Peterson also is advising clients that the dividend will continue.

“I think the dividends are safe,” Peterson said. “The cash at the company is there to pay for at least eight more quarters. Plus, they still have earnings coming in. It’s not like the company is losing money.”

Unique strategy

Anderson thinks the company needs to take a more aggressive growth strategy and change its policy in terms of servicing its own mortgage loans.

The bank generally doesn’t sell its mortgages to other companies, and Anderson says that makes the company more vulnerable to interest rate swings.

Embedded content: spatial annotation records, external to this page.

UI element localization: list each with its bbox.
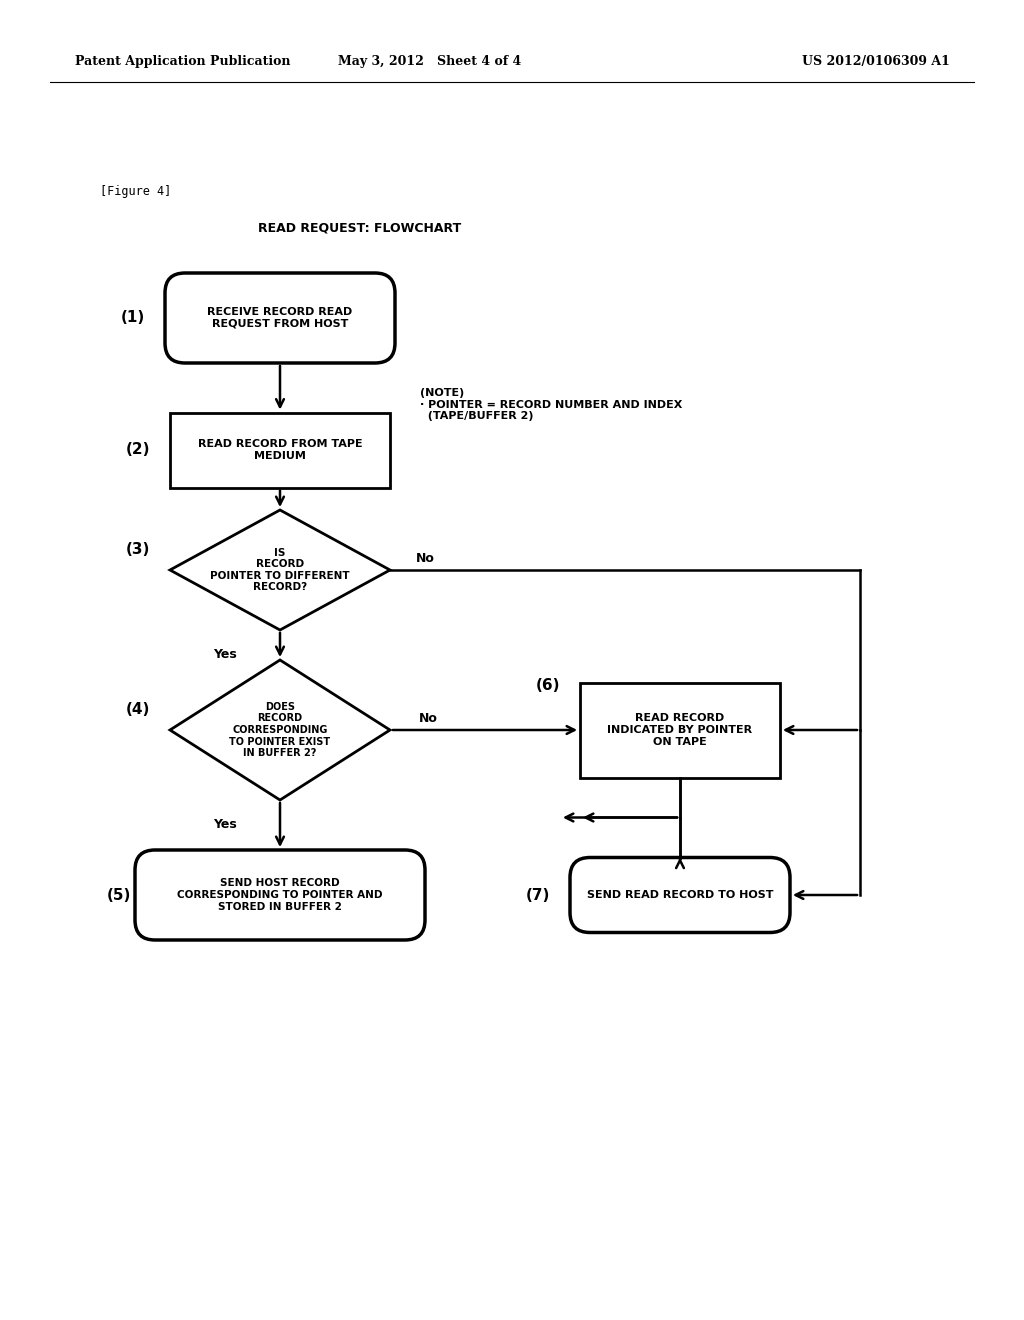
Text: SEND HOST RECORD
CORRESPONDING TO POINTER AND
STORED IN BUFFER 2: SEND HOST RECORD CORRESPONDING TO POINTE… bbox=[177, 878, 383, 912]
Text: (1): (1) bbox=[121, 310, 145, 326]
Text: READ RECORD
INDICATED BY POINTER
ON TAPE: READ RECORD INDICATED BY POINTER ON TAPE bbox=[607, 713, 753, 747]
Text: (3): (3) bbox=[126, 543, 151, 557]
Text: Yes: Yes bbox=[213, 648, 237, 661]
Polygon shape bbox=[170, 660, 390, 800]
Text: May 3, 2012   Sheet 4 of 4: May 3, 2012 Sheet 4 of 4 bbox=[338, 55, 521, 69]
Text: (7): (7) bbox=[525, 887, 550, 903]
Text: (5): (5) bbox=[106, 887, 131, 903]
Text: READ REQUEST: FLOWCHART: READ REQUEST: FLOWCHART bbox=[258, 222, 462, 235]
FancyBboxPatch shape bbox=[570, 858, 790, 932]
FancyBboxPatch shape bbox=[165, 273, 395, 363]
Text: IS
RECORD
POINTER TO DIFFERENT
RECORD?: IS RECORD POINTER TO DIFFERENT RECORD? bbox=[210, 548, 350, 593]
Text: US 2012/0106309 A1: US 2012/0106309 A1 bbox=[802, 55, 950, 69]
Text: RECEIVE RECORD READ
REQUEST FROM HOST: RECEIVE RECORD READ REQUEST FROM HOST bbox=[208, 308, 352, 329]
Text: Yes: Yes bbox=[213, 818, 237, 832]
Text: (NOTE)
· POINTER = RECORD NUMBER AND INDEX
  (TAPE/BUFFER 2): (NOTE) · POINTER = RECORD NUMBER AND IND… bbox=[420, 388, 682, 421]
Text: DOES
RECORD
CORRESPONDING
TO POINTER EXIST
IN BUFFER 2?: DOES RECORD CORRESPONDING TO POINTER EXI… bbox=[229, 702, 331, 758]
Bar bbox=[580, 682, 780, 777]
Text: SEND READ RECORD TO HOST: SEND READ RECORD TO HOST bbox=[587, 890, 773, 900]
Polygon shape bbox=[170, 510, 390, 630]
Text: No: No bbox=[416, 552, 434, 565]
Text: (6): (6) bbox=[536, 677, 560, 693]
Text: [Figure 4]: [Figure 4] bbox=[100, 186, 171, 198]
Text: (2): (2) bbox=[126, 442, 151, 458]
Text: No: No bbox=[419, 711, 437, 725]
Text: (4): (4) bbox=[126, 702, 151, 718]
FancyBboxPatch shape bbox=[135, 850, 425, 940]
Text: Patent Application Publication: Patent Application Publication bbox=[75, 55, 291, 69]
Text: READ RECORD FROM TAPE
MEDIUM: READ RECORD FROM TAPE MEDIUM bbox=[198, 440, 362, 461]
Bar bbox=[170, 412, 390, 487]
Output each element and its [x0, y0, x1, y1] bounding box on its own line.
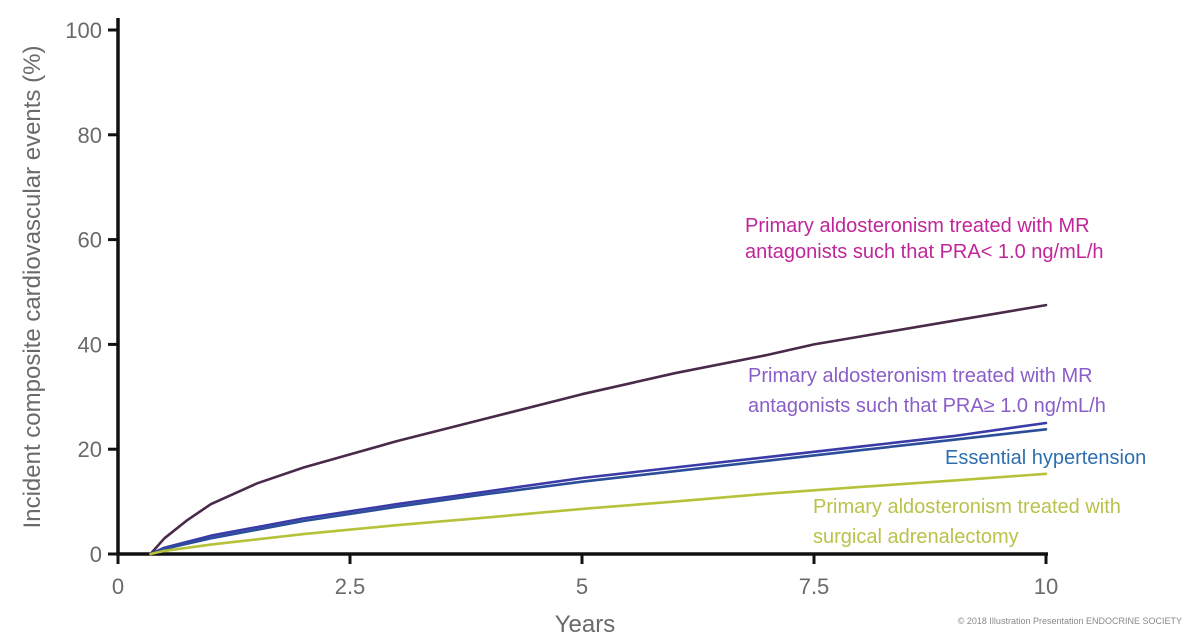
series-label-essential-hypertension-line-1: Essential hypertension [945, 447, 1146, 469]
x-ticks: 0 2.5 5 7.5 10 [112, 554, 1058, 599]
y-tick-label: 40 [78, 332, 102, 357]
x-tick-label: 2.5 [335, 574, 366, 599]
series-label-pa-adrenalectomy-line-1: Primary aldosteronism treated with [813, 496, 1121, 518]
x-tick-label: 0 [112, 574, 124, 599]
y-tick-label: 20 [78, 437, 102, 462]
series-line-essential-hypertension [149, 428, 1048, 556]
y-tick-label: 60 [78, 228, 102, 253]
series-lines [149, 303, 1048, 556]
series-label-pa-mra-pra-low-line-1: Primary aldosteronism treated with MR [745, 215, 1090, 237]
series-line-pa-mra-pra-high [149, 421, 1048, 556]
series-line-pa-mra-pra-low [149, 303, 1048, 556]
plot-area: 0 20 40 60 80 100 0 2.5 5 7.5 10 Primary aldoster… [65, 18, 1146, 599]
y-tick-label: 0 [90, 542, 102, 567]
y-tick-label: 80 [78, 123, 102, 148]
series-label-pa-mra-pra-low-line-2: antagonists such that PRA< 1.0 ng/mL/h [745, 241, 1104, 263]
x-tick-label: 7.5 [799, 574, 830, 599]
copyright-notice: © 2018 Illustration Presentation ENDOCRI… [958, 616, 1182, 626]
x-axis-title: Years [555, 611, 616, 638]
x-tick-label: 10 [1034, 574, 1058, 599]
series-line-pa-adrenalectomy [149, 472, 1048, 556]
series-label-pa-mra-pra-high-line-2: antagonists such that PRA≥ 1.0 ng/mL/h [748, 395, 1106, 417]
series-labels: Primary aldosteronism treated with MR ant… [745, 215, 1146, 548]
x-tick-label: 5 [576, 574, 588, 599]
series-label-pa-adrenalectomy-line-2: surgical adrenalectomy [813, 526, 1019, 548]
series-label-pa-mra-pra-high-line-1: Primary aldosteronism treated with MR [748, 365, 1093, 387]
y-axis-title: Incident composite cardiovascular events… [19, 46, 46, 529]
y-tick-label: 100 [65, 18, 102, 43]
y-ticks: 0 20 40 60 80 100 [65, 18, 118, 567]
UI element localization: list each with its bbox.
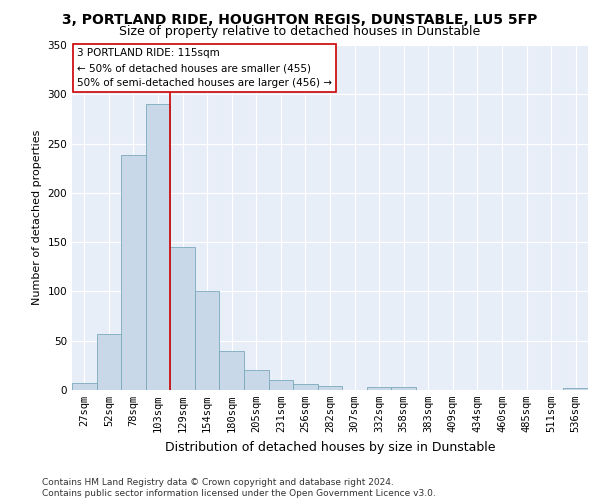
Bar	[563, 388, 588, 390]
Bar	[244, 370, 269, 390]
Bar	[72, 383, 97, 390]
Text: Contains HM Land Registry data © Crown copyright and database right 2024.
Contai: Contains HM Land Registry data © Crown c…	[42, 478, 436, 498]
Bar	[121, 156, 146, 390]
Bar	[293, 384, 318, 390]
Bar	[195, 292, 220, 390]
Y-axis label: Number of detached properties: Number of detached properties	[32, 130, 42, 305]
Bar	[269, 380, 293, 390]
Text: Size of property relative to detached houses in Dunstable: Size of property relative to detached ho…	[119, 25, 481, 38]
Bar	[318, 386, 342, 390]
Text: 3, PORTLAND RIDE, HOUGHTON REGIS, DUNSTABLE, LU5 5FP: 3, PORTLAND RIDE, HOUGHTON REGIS, DUNSTA…	[62, 12, 538, 26]
Bar	[146, 104, 170, 390]
Bar	[391, 387, 416, 390]
Text: 3 PORTLAND RIDE: 115sqm
← 50% of detached houses are smaller (455)
50% of semi-d: 3 PORTLAND RIDE: 115sqm ← 50% of detache…	[77, 48, 332, 88]
Bar	[170, 247, 195, 390]
X-axis label: Distribution of detached houses by size in Dunstable: Distribution of detached houses by size …	[165, 440, 495, 454]
Bar	[367, 387, 391, 390]
Bar	[220, 350, 244, 390]
Bar	[97, 334, 121, 390]
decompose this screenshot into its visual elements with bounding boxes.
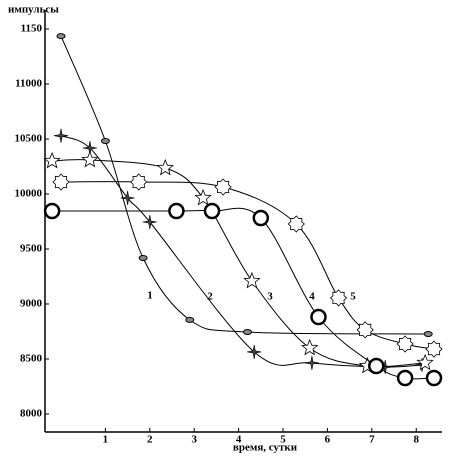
x-tick-label: 7 — [369, 434, 375, 446]
marker — [120, 190, 135, 206]
marker — [252, 209, 270, 227]
marker — [130, 173, 148, 191]
marker — [247, 344, 262, 359]
y-tick-label: 9000 — [20, 298, 43, 310]
marker — [243, 329, 252, 335]
x-tick-label: 6 — [325, 434, 331, 446]
y-tick-label: 9500 — [20, 243, 43, 255]
marker — [396, 369, 414, 387]
marker — [81, 150, 99, 168]
series-label: 5 — [350, 291, 356, 303]
marker — [194, 188, 212, 206]
x-tick-label: 8 — [413, 434, 419, 446]
marker — [185, 316, 195, 323]
marker — [100, 138, 110, 144]
x-tick-label: 1 — [103, 434, 109, 446]
marker — [423, 331, 433, 337]
series-label: 2 — [207, 291, 213, 303]
marker — [52, 173, 70, 191]
y-axis-label: импульсы — [8, 4, 59, 16]
series-line — [60, 181, 435, 350]
x-tick-label: 2 — [147, 434, 153, 446]
marker — [425, 369, 443, 387]
marker — [329, 289, 348, 307]
series-line — [52, 159, 426, 368]
series-label: 1 — [147, 290, 153, 302]
marker — [310, 308, 327, 326]
marker — [138, 255, 148, 261]
marker — [425, 340, 443, 358]
marker — [214, 178, 232, 196]
marker — [356, 321, 374, 339]
y-tick-label: 1150 — [21, 23, 43, 35]
y-tick-label: 11000 — [15, 78, 42, 90]
marker — [301, 338, 319, 356]
x-tick-label: 5 — [280, 434, 286, 446]
marker — [43, 202, 61, 220]
marker — [203, 202, 221, 220]
marker — [396, 335, 414, 353]
y-tick-label: 8500 — [20, 353, 43, 365]
y-tick-label: 10500 — [15, 133, 43, 145]
marker — [168, 202, 185, 220]
marker — [156, 158, 174, 176]
series-label: 3 — [267, 291, 273, 303]
marker — [368, 357, 385, 375]
series-label: 4 — [309, 291, 315, 303]
x-tick-label: 3 — [191, 434, 197, 446]
marker — [243, 271, 261, 289]
series-line — [60, 35, 429, 335]
marker — [304, 355, 319, 370]
x-tick-label: 4 — [236, 434, 242, 446]
marker — [43, 151, 61, 169]
marker — [53, 128, 69, 143]
marker — [287, 215, 305, 233]
marker — [416, 353, 434, 371]
marker — [142, 214, 157, 230]
x-axis-label: время, сутки — [233, 442, 298, 454]
marker — [56, 33, 66, 40]
series-line — [52, 207, 435, 380]
y-tick-label: 8000 — [20, 407, 43, 419]
y-tick-label: 10000 — [15, 188, 43, 200]
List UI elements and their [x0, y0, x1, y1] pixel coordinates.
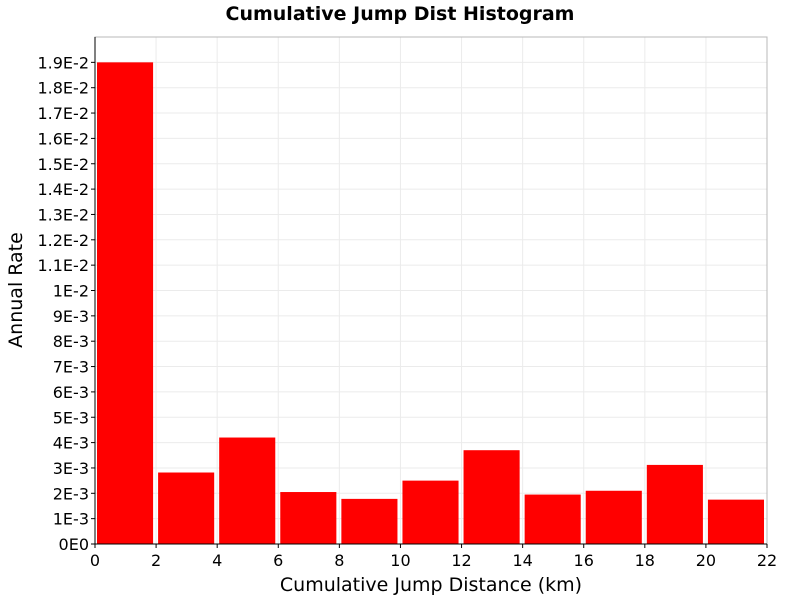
- x-tick-label: 12: [451, 551, 471, 570]
- y-tick-label: 1.8E-2: [37, 79, 89, 98]
- x-tick-label: 0: [90, 551, 100, 570]
- y-tick-label: 8E-3: [53, 332, 89, 351]
- y-tick-label: 1E-3: [53, 510, 89, 529]
- histogram-bar: [158, 472, 215, 544]
- histogram-bar: [280, 492, 337, 544]
- histogram-bar: [341, 498, 398, 544]
- histogram-bar: [402, 480, 459, 544]
- y-tick-label: 0E0: [59, 535, 89, 554]
- histogram-bar: [97, 62, 154, 544]
- y-tick-label: 1.5E-2: [37, 155, 89, 174]
- y-tick-label: 7E-3: [53, 358, 89, 377]
- y-axis-label: Annual Rate: [5, 232, 27, 348]
- x-tick-label: 4: [212, 551, 222, 570]
- x-tick-label: 18: [635, 551, 655, 570]
- y-tick-label: 2E-3: [53, 484, 89, 503]
- bar-layer: [97, 62, 764, 544]
- x-tick-label: 2: [151, 551, 161, 570]
- x-tick-label: 20: [696, 551, 716, 570]
- y-tick-label: 1E-2: [53, 282, 89, 301]
- histogram-bar: [524, 494, 581, 544]
- x-tick-label: 10: [390, 551, 410, 570]
- x-tick-label: 8: [334, 551, 344, 570]
- y-tick-label: 6E-3: [53, 383, 89, 402]
- histogram-bar: [219, 437, 276, 544]
- histogram-bar: [646, 464, 703, 544]
- x-tick-layer: 0 2 4 6 8 10 12 14 16 18 20 22: [90, 544, 777, 570]
- y-tick-label: 1.4E-2: [37, 180, 89, 199]
- histogram-bar: [463, 450, 520, 544]
- y-tick-label: 4E-3: [53, 434, 89, 453]
- y-tick-label: 1.3E-2: [37, 205, 89, 224]
- x-tick-label: 22: [757, 551, 777, 570]
- y-tick-label: 1.6E-2: [37, 129, 89, 148]
- x-tick-label: 16: [574, 551, 594, 570]
- y-tick-label: 3E-3: [53, 459, 89, 478]
- histogram-bar: [585, 490, 642, 544]
- x-axis-label: Cumulative Jump Distance (km): [280, 574, 582, 596]
- y-tick-label: 1.2E-2: [37, 231, 89, 250]
- y-tick-label: 5E-3: [53, 408, 89, 427]
- x-tick-label: 6: [273, 551, 283, 570]
- y-tick-layer: 0E0 1E-3 2E-3 3E-3 4E-3 5E-3 6E-3 7E-3 8E-3 9E-3 1…: [37, 53, 95, 554]
- histogram-bar: [707, 499, 764, 544]
- y-tick-label: 1.9E-2: [37, 53, 89, 72]
- y-tick-label: 1.7E-2: [37, 104, 89, 123]
- y-tick-label: 1.1E-2: [37, 256, 89, 275]
- chart-title: Cumulative Jump Dist Histogram: [226, 3, 575, 25]
- y-tick-label: 9E-3: [53, 307, 89, 326]
- x-tick-label: 14: [512, 551, 532, 570]
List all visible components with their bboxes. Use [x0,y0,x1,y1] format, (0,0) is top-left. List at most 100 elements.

“They are a very stable company and there’s something comforting about them, but historically they don’t make the aggressive moves to grow,” Anderson said.

Dicus said the company was looking for new business opportunities but didn’t predict large-scale changes. He said the bank had made a decision to keep most of its loans rather than sell them to third-party financial companies. He believes that gives the bank a competitive edge in the market.

As for expansion, Dicus said the company would consider expanding outside Kansas, particularly into the Kansas City, Mo., area. But Dicus said if the company were to buy another bank, it would have to be a deal that would add to earnings immediately, otherwise the bank’s dividend policy could be at risk. Dicus also didn’t rule out opening more branches in Lawrence, which has three.

Dicus also said he expected the company to largely remain a residential lender, spurning opportunities to get into the riskier but sometimes more profitable commercial lending market.

“It is always an option for us to get into that (commercial lending,)” Dicus said. “But single-family lending is what we know how to do. One thing about this company is that we’ve always believed in sticking to what we know how to do, and then do it better than the next guy.”